Do governments and corporations have niche departments charged with inventing new, impressive names for jobs that sound humdrum in a boring, 20th century kind of way? Perhaps that sort of creative task is outsourced for agreeable fees to image consultants?
The exciting news for home helps — and the people who rely on them — is they’re now to be known as health care support assistants. The very disturbing news, however, is that our vital home-help service is to be restricted severely until the autumn, and possibly beyond, given that the Government is working on a “template” for what the service might look like by the year’s end.
It’s likely that this so-called template will feature a payment element for an essential service that’s currently — and rightly — free of charge. Our newly-titled health-care support assistants, and the people who might need their invaluable home help in the months to come, have sound grounds for curbing optimism that the problems that have brought the service to this perilous point will be solved speedily by this government.
The Taoiseach, Leo Varadkar, has told the Dáil that the Government was working on a “plan of action” that would “give people a guarantee of home help within four or five weeks”.
That must be quite some plan, since that was what Mr Varadkar said in May 2018. Now, more than 12 months on, and with more than 6,000 people on the waiting list, the service is to be closed to new applicants until almost the end of the year, and the Health Service Executive warns that if the needs of those currently getting help change, and they require greater support, there can be no certainty that it will be given.
The immediate impact will be on hospitals. We can expect to see an increase in delayed discharges and, yet again, more patients on trolleys in hospital corridors.
In a predictable response, the Government and the HSE point repeatedly to the increased funding the service has had, but it’s clear the increase has been insufficient to meet both the rising demand that comes with an ageing population and the cost of new contract terms (helpers will be paid for the time it takes them to travel to homes).

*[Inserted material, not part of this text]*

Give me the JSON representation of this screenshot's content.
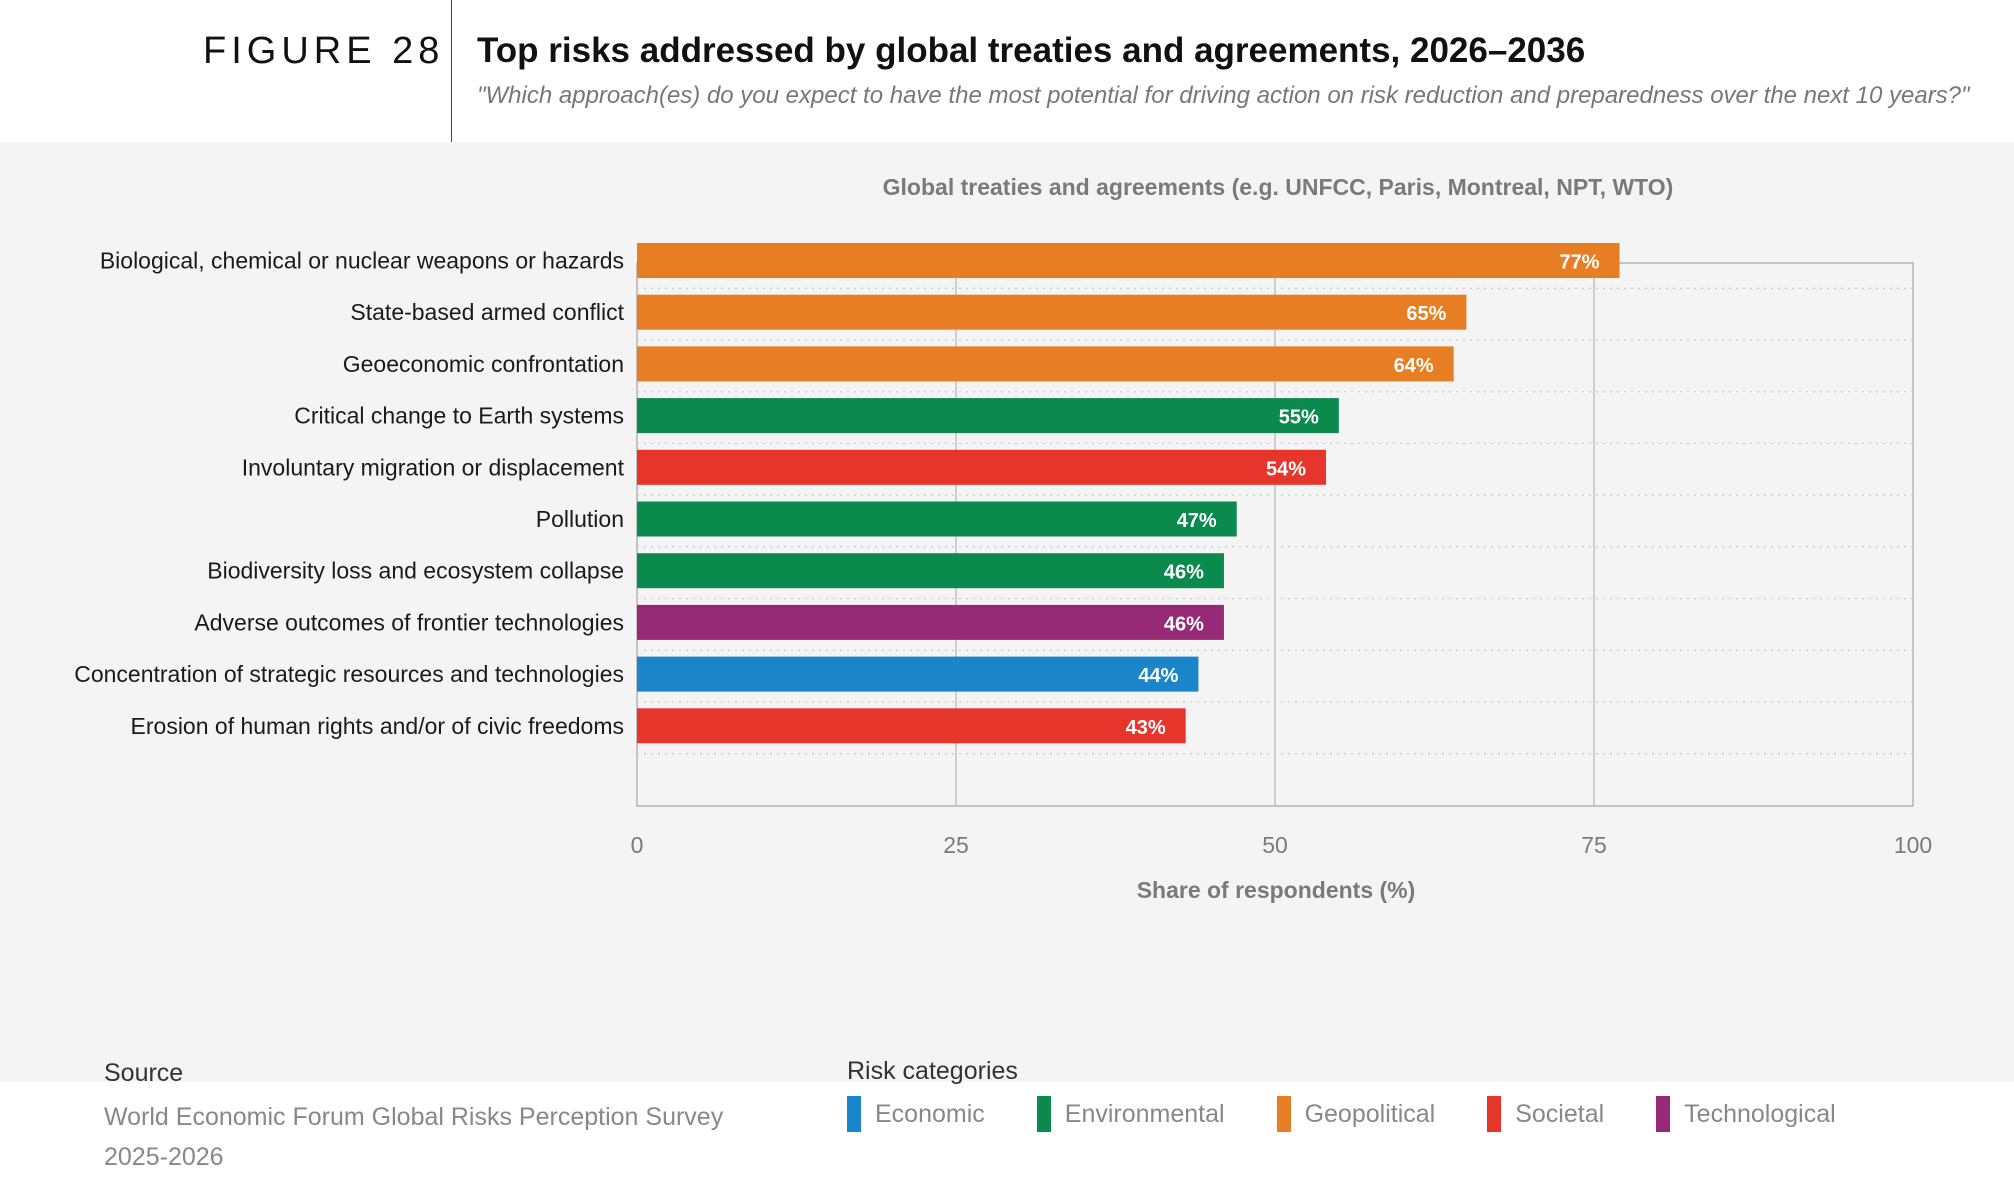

We, as a society, and the Government, in the way it chooses to raise money and spend it, have to accept that the requirement for home care is an unavoidable consequence of unalterable demographic changes, that it’s
a vital social and health service that keeps people in their communities for as long as possible, and that it has been, and continues to be, under-funded. Failing to face these facts will simply shift the problem — and the costs — back to the acute health services.